Не знала Салганик, что после вчерашнего телефонного разговора у Шебаршина были еще два телефонных разговора – с Татьяной Александровной Пушкиной и Светланой Гургеновной – последний разговор, насколько мы знаем, был уже совсем поздний, в десять часов…

Салганик набрала номер квартиры Шебаршина где-то часа в четыре дня, может, на несколько минут позже, приготовилась к долгим гудкам, поскольку Шебаршин обычно брал трубку не сразу, но на этот раз трубка была поднята на удивление быстро.

Поднял трубку Сережа, внук Шебаршина. Речь отрывистая, не очень внятная, Сережа стал говорить, что у деда с глазами было плохо, еще что-то… Салганик не выдержала:

– Причем тут глаза, Сережа? Дед совсем недавно был у врача, и ничего плохого обнаружено не было…

– Дед застрелился, – сказал Сережа.

Новость как обухом ударила по голове: неужели все так плохо?

Плохо настолько, что хуже просто быть не может

Сережа еще что-то объяснял, но Салганик не слушала его: то ли спазмы какие-то начались, то ли еще что-то происходило. Было больно, очень больно.

Уже позже, через несколько месяцев после того дня, когда мы разговаривали с Мариам Львовной, она, проанализировав все спокойно и взвешенно, сказала, что для ослепшего Шебаршина смерть была, пожалуй, единственным выходом. Жизнь без зрения, без света, без возможности видеть, без привычных книг, людей была бы для него невыносимой мукой, он не смирился бы с нею и обязательно сделал бы то, что сделал.

Семь с половиной лет на его руках находилась хворая Нина Васильевна, он видел, что с ней происходит, ее боль сделалась его болью, и если с ее беспомощностью он справлялся, то с собственной беспомощностью справиться бы не смог. Любой из нас не смог бы, не только он.
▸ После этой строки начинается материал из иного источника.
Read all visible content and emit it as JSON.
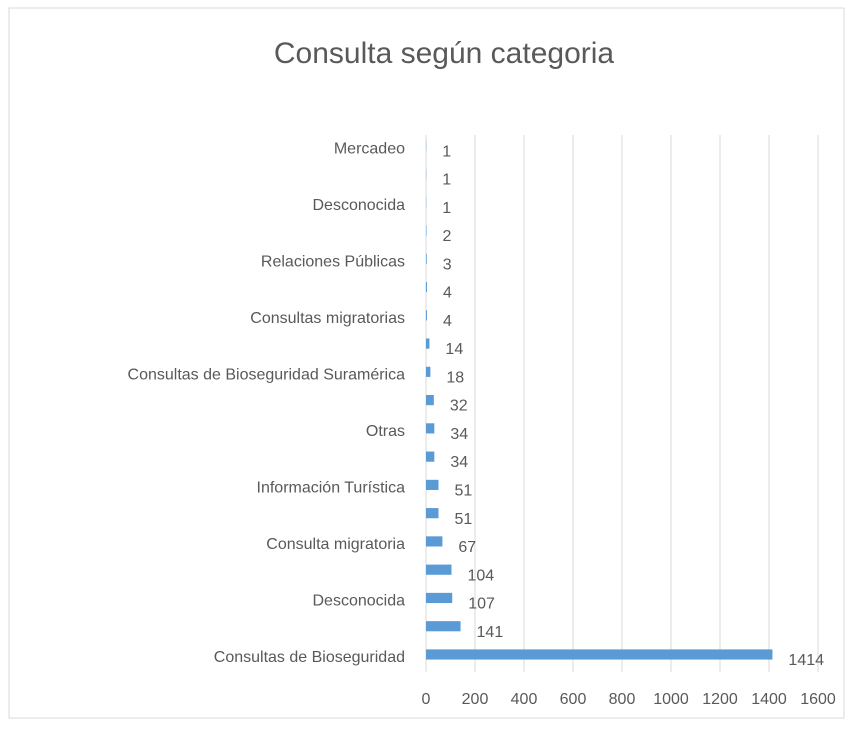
{
  "chart_data": {
    "type": "barh",
    "title": "Consulta según categoria",
    "categories": [
      "Consultas de Bioseguridad",
      null,
      "Desconocida",
      null,
      "Consulta migratoria",
      null,
      "Información Turística",
      null,
      "Otras",
      null,
      "Consultas de Bioseguridad Suramérica",
      null,
      "Consultas migratorias",
      null,
      "Relaciones Públicas",
      null,
      "Desconocida",
      null,
      "Mercadeo"
    ],
    "values": [
      1414,
      141,
      107,
      104,
      67,
      51,
      51,
      34,
      34,
      32,
      18,
      14,
      4,
      4,
      3,
      2,
      1,
      1,
      1
    ],
    "color": "#5b9bd5",
    "xlim": [
      0,
      1600
    ],
    "xticks": [
      0,
      200,
      400,
      600,
      800,
      1000,
      1200,
      1400,
      1600
    ],
    "grid": true
  }
}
Выход, как ему казалось, был один, только один, и он предпочел его всему остальному.

Он не смог бы после того, что было, после прежней своей жизни, – жить в темноте, слепо передвигаться по квартире, натыкаясь на углы и лихорадочно соображая, что же за угол это мог быть, он не смог бы даже кота завести – кота надо поить, кормить, ежедневно убирать лоток, – ничего этого он бы не смог делать.
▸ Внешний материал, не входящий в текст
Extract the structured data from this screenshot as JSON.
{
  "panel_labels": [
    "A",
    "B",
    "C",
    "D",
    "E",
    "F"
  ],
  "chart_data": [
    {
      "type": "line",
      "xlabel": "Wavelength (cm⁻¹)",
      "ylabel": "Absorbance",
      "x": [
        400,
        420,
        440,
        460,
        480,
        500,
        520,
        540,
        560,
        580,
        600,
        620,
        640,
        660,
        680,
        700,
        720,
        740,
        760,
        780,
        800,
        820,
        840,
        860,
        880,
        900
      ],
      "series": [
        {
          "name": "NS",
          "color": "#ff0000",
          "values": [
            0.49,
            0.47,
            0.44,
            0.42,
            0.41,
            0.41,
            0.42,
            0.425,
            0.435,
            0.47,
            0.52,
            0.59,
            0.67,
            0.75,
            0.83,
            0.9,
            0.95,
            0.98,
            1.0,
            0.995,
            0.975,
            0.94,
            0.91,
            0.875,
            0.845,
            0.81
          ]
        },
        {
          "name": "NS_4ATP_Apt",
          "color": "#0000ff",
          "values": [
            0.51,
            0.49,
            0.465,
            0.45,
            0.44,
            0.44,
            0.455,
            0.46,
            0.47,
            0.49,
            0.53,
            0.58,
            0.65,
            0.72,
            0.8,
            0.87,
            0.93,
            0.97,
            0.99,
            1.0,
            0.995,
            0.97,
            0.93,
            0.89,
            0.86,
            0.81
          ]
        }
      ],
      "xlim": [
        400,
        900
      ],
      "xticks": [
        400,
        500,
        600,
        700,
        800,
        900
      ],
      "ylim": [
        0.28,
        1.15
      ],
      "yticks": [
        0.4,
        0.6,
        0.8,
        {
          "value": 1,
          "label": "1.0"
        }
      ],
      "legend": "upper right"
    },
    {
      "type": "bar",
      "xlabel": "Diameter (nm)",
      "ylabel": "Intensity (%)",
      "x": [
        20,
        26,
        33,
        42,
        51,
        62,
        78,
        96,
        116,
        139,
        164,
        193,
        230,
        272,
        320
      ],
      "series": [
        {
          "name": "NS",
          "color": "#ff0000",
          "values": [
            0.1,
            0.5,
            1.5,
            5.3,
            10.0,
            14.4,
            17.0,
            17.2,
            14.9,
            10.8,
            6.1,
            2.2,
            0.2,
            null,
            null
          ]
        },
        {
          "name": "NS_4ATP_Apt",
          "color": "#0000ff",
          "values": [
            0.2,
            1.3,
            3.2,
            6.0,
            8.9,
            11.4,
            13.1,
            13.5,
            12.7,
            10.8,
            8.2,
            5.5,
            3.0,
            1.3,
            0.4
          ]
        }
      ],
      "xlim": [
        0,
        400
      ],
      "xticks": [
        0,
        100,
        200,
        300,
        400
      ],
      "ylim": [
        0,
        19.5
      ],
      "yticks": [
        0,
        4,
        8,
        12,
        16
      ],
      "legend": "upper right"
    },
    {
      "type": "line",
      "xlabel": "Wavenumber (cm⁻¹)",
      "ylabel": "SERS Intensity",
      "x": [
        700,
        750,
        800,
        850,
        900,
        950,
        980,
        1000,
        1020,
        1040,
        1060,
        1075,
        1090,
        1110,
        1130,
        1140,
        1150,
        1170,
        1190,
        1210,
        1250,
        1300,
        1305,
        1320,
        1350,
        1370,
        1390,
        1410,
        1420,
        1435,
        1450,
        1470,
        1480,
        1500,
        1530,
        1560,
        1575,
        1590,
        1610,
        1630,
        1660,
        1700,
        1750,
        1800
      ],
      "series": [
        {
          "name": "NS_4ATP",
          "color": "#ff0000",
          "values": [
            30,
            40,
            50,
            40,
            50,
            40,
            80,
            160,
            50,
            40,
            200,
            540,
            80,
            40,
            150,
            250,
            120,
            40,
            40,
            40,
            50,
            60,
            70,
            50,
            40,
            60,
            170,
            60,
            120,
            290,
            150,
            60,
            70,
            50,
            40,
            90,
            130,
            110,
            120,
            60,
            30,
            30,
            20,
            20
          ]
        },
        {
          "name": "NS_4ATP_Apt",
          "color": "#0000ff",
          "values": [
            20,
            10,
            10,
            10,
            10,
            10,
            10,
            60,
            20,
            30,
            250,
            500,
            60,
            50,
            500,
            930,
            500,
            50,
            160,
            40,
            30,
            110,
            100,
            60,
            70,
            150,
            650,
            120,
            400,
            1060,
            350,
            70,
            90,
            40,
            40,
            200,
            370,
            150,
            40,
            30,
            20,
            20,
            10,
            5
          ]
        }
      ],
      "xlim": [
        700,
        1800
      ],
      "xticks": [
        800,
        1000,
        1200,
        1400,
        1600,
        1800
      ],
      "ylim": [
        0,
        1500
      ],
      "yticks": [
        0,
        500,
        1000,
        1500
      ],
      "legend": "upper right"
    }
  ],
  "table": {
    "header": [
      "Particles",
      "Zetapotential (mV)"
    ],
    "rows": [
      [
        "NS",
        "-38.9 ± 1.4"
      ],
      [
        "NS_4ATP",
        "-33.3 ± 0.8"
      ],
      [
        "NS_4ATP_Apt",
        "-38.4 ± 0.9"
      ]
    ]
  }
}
Можно было бы нанять домработницу, но Шебаршин принадлежал к той породе людей, которые для себя лично, для собственных нужд не позволяли себе такого делать, всегда обхаживали себя сами. Кстати, об этом при встрече очень подробно говорил Игорь Сабиров: когда все посольские семьи выехали из Ирана и мужья остались без жен, на Шебаршина было любо-дорого посмотреть, он всегда был очень тщательно, чисто и со вкусом одет. В то время как многие другие сотрудники посольства – не все, конечно, но многие, позволяли себе одеваться абы как, ходили неухоженные, иногда неумытые, плохо побритые, в неглаженых костюмах и рубашках…
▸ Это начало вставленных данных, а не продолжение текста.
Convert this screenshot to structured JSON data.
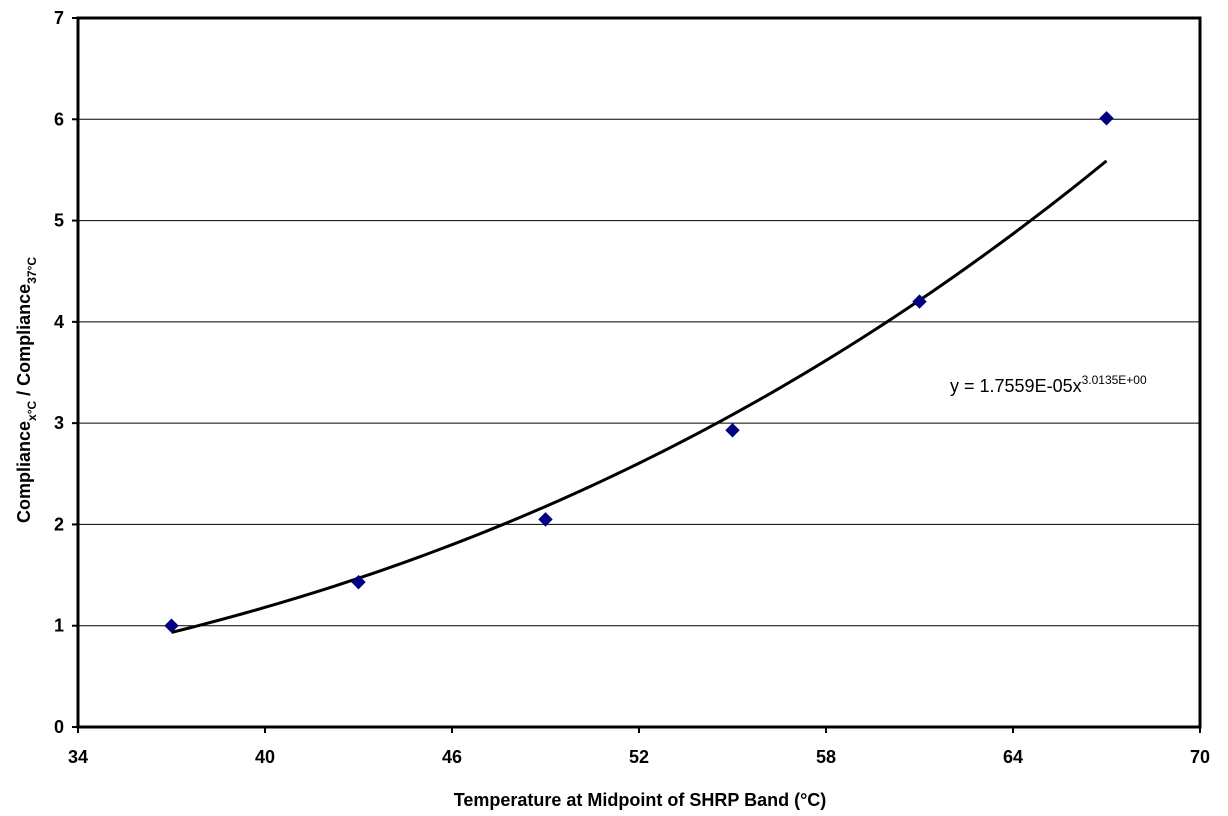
{
  "chart_data": {
    "type": "scatter",
    "xlabel": "Temperature at Midpoint of SHRP Band (°C)",
    "ylabel": {
      "base1": "Compliance",
      "sub1": "x°C",
      "separator": " / ",
      "base2": "Compliance",
      "sub2": "37°C"
    },
    "xlim": [
      34,
      70
    ],
    "ylim": [
      0,
      7
    ],
    "xticks": [
      34,
      40,
      46,
      52,
      58,
      64,
      70
    ],
    "yticks": [
      0,
      1,
      2,
      3,
      4,
      5,
      6,
      7
    ],
    "grid": "horizontal",
    "series": [
      {
        "marker": "diamond",
        "color": "#000080",
        "x": [
          37,
          43,
          49,
          55,
          61,
          67
        ],
        "y": [
          1.0,
          1.43,
          2.05,
          2.93,
          4.2,
          6.01
        ]
      }
    ],
    "trendline": {
      "type": "power",
      "coefficient": 1.7559e-05,
      "exponent": 3.0135,
      "x_range": [
        37,
        67
      ],
      "color": "#000000",
      "label_base": "y = 1.7559E-05x",
      "label_exponent": "3.0135E+00"
    }
  }
}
Шебаршин не мог себе позволить этого, он всегда ходил в тщательно отглаженном костюме и сияющих, накрахмаленных чистых сорочках. Шебаршин везде, во всех условиях был Шебаршиным. Он умел им быть.

Оставшись без глаз, он не смог бы быть прежним, ведомым всем Шебаршиным, и это, если откровенно, пугало его.

Были, конечно, и другие причины для ухода из жизни, и о них тоже надо говорить, но говорить особо и очень осторожно, тихо: а вдруг это не так?